I hadn’t considered that the provided cell centers might not correspond to geometric centroids even for convex polygons.

I think the intention was/is for it to be cell centroid, even though we don't check this when provided by the user or read from a binary grid file. Evidence:

  • https://github.com/modflowpy/flopy/blob/e42f51117d1e0db8d9d7eb22eb8eae713a98262e/flopy/mf6/utils/binarygrid_util.py#L327 defines cell centers as centroids, maybe (but in any case suggestively) as a typo
    • https://github.com/modflowpy/flopy/blob/e42f51117d1e0db8d9d7eb22eb8eae713a98262e/flopy/mf6/utils/binarygrid_util.py#L329
  • https://github.com/modflowpy/flopy/blob/e42f51117d1e0db8d9d7eb22eb8eae713a98262e/flopy/utils/cvfdutil.py#L17 is used when calculating x/y cell centers in other routines
    • https://github.com/modflowpy/flopy/blob/e42f51117d1e0db8d9d7eb22eb8eae713a98262e/flopy/utils/cvfdutil.py#L143
    • https://github.com/modflowpy/flopy/blob/e42f51117d1e0db8d9d7eb22eb8eae713a98262e/flopy/utils/cvfdutil.py#L306
    • https://github.com/modflowpy/flopy/blob/e42f51117d1e0db8d9d7eb22eb8eae713a98262e/flopy/utils/cvfdutil.py#L369
  • https://github.com/modflowpy/flopy/blob/e42f51117d1e0db8d9d7eb22eb8eae713a98262e/flopy/utils/geometry.py#L739 is used from
    • https://github.com/modflowpy/flopy/blob/e42f51117d1e0db8d9d7eb22eb8eae713a98262e/flopy/discretization/unstructuredgrid.py#L1062

Maybe something to clarify in the MF6IO guide. For DIS it doesn't matter but it becomes relevant for DISV/U.

wpbonelli avatar Dec 01 '25 14:12 wpbonelli

@aacovski it wasn't really clear from previous comment but I think it's best to revert the docstrings to say centroid rather than leaving it ambiguous. my first comment was really to point out the (unwanted?) ambiguity in the existing grid classes, not to say your new ones should change

wpbonelli avatar Dec 02 '25 11:12 wpbonelli

Another thought: why not move the structured grid searchsorted query implementation to GeospatialIndex? That way all the Grid.intersect methods could use the index. Since the index receives the grid on init, it knows what kind it is. This seems a bit neater, and also opens the way for cases where a structured grid query might still find the KD tree useful, e.g. ball queries.
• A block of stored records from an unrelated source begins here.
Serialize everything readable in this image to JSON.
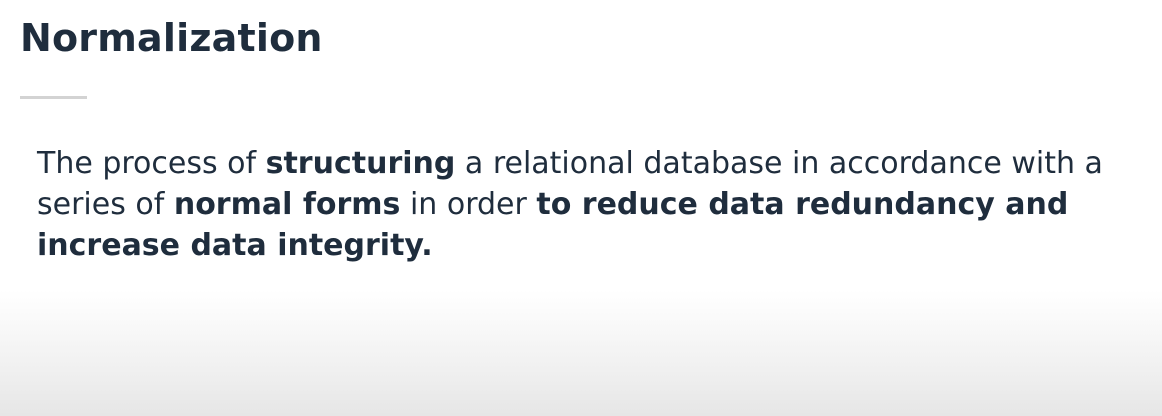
{
  "slide": {
    "title": "Normalization",
    "definition": [
      {
        "text": "The process of ",
        "bold": false
      },
      {
        "text": "structuring",
        "bold": true
      },
      {
        "text": " a relational database in accordance with a series of ",
        "bold": false
      },
      {
        "text": "normal forms",
        "bold": true
      },
      {
        "text": " in order ",
        "bold": false
      },
      {
        "text": "to reduce data redundancy and increase data integrity.",
        "bold": true
      }
    ]
  }
}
Also just want to say, thanks for working on this. This seems like it will be a great asset both in the near term and longer term- in 4.x it could sit behind xarray-based user APIs, whether builtin .sel syntax (point queries) or, for the fancy stuff, maybe an accessor.

wpbonelli avatar Dec 02 '25 21:12 wpbonelli

I'll work on implementing that: moving intersect to base class and remove the subclass intersect methods. Regarding the docstrings: since there is a difference between centroid and centers, based on everything I've read, it makes more sense to use the more general case (centers) rather than centroids which could be inaccurate.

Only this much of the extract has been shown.